Duo (2023)
Diptych ink impression hand-printed on Japanese paper, taken directly from a pair of unpreserved swan wings. 94 cm x 145 cm (each).
Edition of 20 (variations)
On display at the Royal Academy 13th June – 20th August 2023
Swans (in death) have made regular appearances in our lives – twice we have witnessed dramatic airborne collisions, more times rescued tragic bodies from the river.
One such event took place during a stay at a reputedly haunted priory; out walking when the fog had cleared we happened upon an explosion of white in the middle of a field. An overhead pylon, and perhaps a fox or dog post-mortem had rendered a brace of magnificent swans into a beautific white and red confetti of feathers and flesh. However, one pair of magnificent pinions survived, and these wings we rescued from oblivion to our freezer. Like all artists, we collect, to hold on to something too extraordinary to allow to quickly disappear, attracted by the sublime, macabre beauty and sheer scale of these disembodied wings, these extraordinary pieces of natural engineering.
When David Remfry invited us to present work for the RA Summer exhibition, we mused the notion of connection and remembered the frozen wings. By romantic coincidence, the newspaper they were freezer-wrapped in, given swans pair for life, was dated February 14th 2015.
Like much of our work the prints were made in dialogue with our ship. We built a bespoke press aboard our 19th sailing vessel capable of printing 3-dimensional objects, in order to make prints directly from the unpreserved, disembodied wings – bone, sinew and feather. As such, the prints are a literal impression, like a finger print. Whilst working with the swan we discovered the 19th C Japanese practice of Gyotaku, which was the method of printing directly from fish to accurately evidence the size and resplendence of one’s catch, before the advent of photography. Though the technique itself was not suitable for the wings, we were inspired by the idea of the “true record.”
Duo is a record of a specific swan at a particular moment in time, a homage to an individual as well as universal symbol, a collected specimen, a literal document; each print is subtly different as the feathers move ever so slightly each time they are placed. The ship too, her movements and occasional grounding altered the forces on the press and subsequent prints.
Duo, as their work Self Portrait as Charcoal on Paper, they consider an example of Radical Physicalism. There is no separation between the subject and the art: the subject itself – the swan wings (or the human bones) is not depicted or represented, it is employed directly in the method for creating the art itself. This is the means by which Z+Z are articulating the formalism, aesthetics and conceptualism of the work.

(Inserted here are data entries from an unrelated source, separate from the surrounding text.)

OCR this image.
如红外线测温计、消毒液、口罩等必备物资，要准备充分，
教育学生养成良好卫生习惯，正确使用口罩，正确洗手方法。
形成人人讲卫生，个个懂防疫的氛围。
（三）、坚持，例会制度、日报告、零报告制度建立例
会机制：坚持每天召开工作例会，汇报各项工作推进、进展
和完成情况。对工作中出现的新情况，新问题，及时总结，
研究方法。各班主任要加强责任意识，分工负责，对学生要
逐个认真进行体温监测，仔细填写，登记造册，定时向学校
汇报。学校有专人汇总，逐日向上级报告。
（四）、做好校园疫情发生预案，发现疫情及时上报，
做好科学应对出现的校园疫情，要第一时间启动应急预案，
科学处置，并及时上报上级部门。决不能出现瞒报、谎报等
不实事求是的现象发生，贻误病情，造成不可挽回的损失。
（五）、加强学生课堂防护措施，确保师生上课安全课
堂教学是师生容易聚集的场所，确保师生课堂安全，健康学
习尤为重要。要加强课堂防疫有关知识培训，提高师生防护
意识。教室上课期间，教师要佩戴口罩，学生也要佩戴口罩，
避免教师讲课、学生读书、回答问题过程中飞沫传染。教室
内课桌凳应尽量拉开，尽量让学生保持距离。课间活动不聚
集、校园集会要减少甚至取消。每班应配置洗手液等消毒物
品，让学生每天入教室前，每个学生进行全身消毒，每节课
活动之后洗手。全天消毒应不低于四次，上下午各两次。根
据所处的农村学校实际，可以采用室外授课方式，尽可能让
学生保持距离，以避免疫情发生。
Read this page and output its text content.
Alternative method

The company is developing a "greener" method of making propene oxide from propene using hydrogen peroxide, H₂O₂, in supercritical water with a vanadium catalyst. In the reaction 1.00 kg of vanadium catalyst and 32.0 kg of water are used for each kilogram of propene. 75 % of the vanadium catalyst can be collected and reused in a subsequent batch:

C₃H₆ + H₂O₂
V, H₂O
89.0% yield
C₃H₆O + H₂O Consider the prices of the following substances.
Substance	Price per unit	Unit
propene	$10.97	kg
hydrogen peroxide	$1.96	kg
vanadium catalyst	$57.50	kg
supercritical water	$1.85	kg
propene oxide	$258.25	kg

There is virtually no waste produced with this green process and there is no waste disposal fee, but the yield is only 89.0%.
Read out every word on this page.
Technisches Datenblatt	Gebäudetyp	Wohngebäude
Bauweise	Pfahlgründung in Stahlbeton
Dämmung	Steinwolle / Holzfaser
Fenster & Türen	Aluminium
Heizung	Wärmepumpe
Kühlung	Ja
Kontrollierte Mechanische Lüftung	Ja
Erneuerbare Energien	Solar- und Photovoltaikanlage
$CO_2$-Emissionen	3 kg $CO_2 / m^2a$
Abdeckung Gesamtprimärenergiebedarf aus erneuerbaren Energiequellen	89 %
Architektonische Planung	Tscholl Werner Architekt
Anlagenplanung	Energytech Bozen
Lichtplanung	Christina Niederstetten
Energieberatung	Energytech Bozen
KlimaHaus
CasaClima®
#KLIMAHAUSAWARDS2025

Wings are an incredibly strong and defined symbol in the common consciousness with the clear resonance of freedom and transformation, which can make them difficult to work with. To us wings also spell connection – a pairing needed to function successfully, or conceptually to connect us to a higher plane…a singular wing is beautiful individually, but it’s always part of a pair, and thus we chose to present them as a diptych: by their very nature they are separate but one.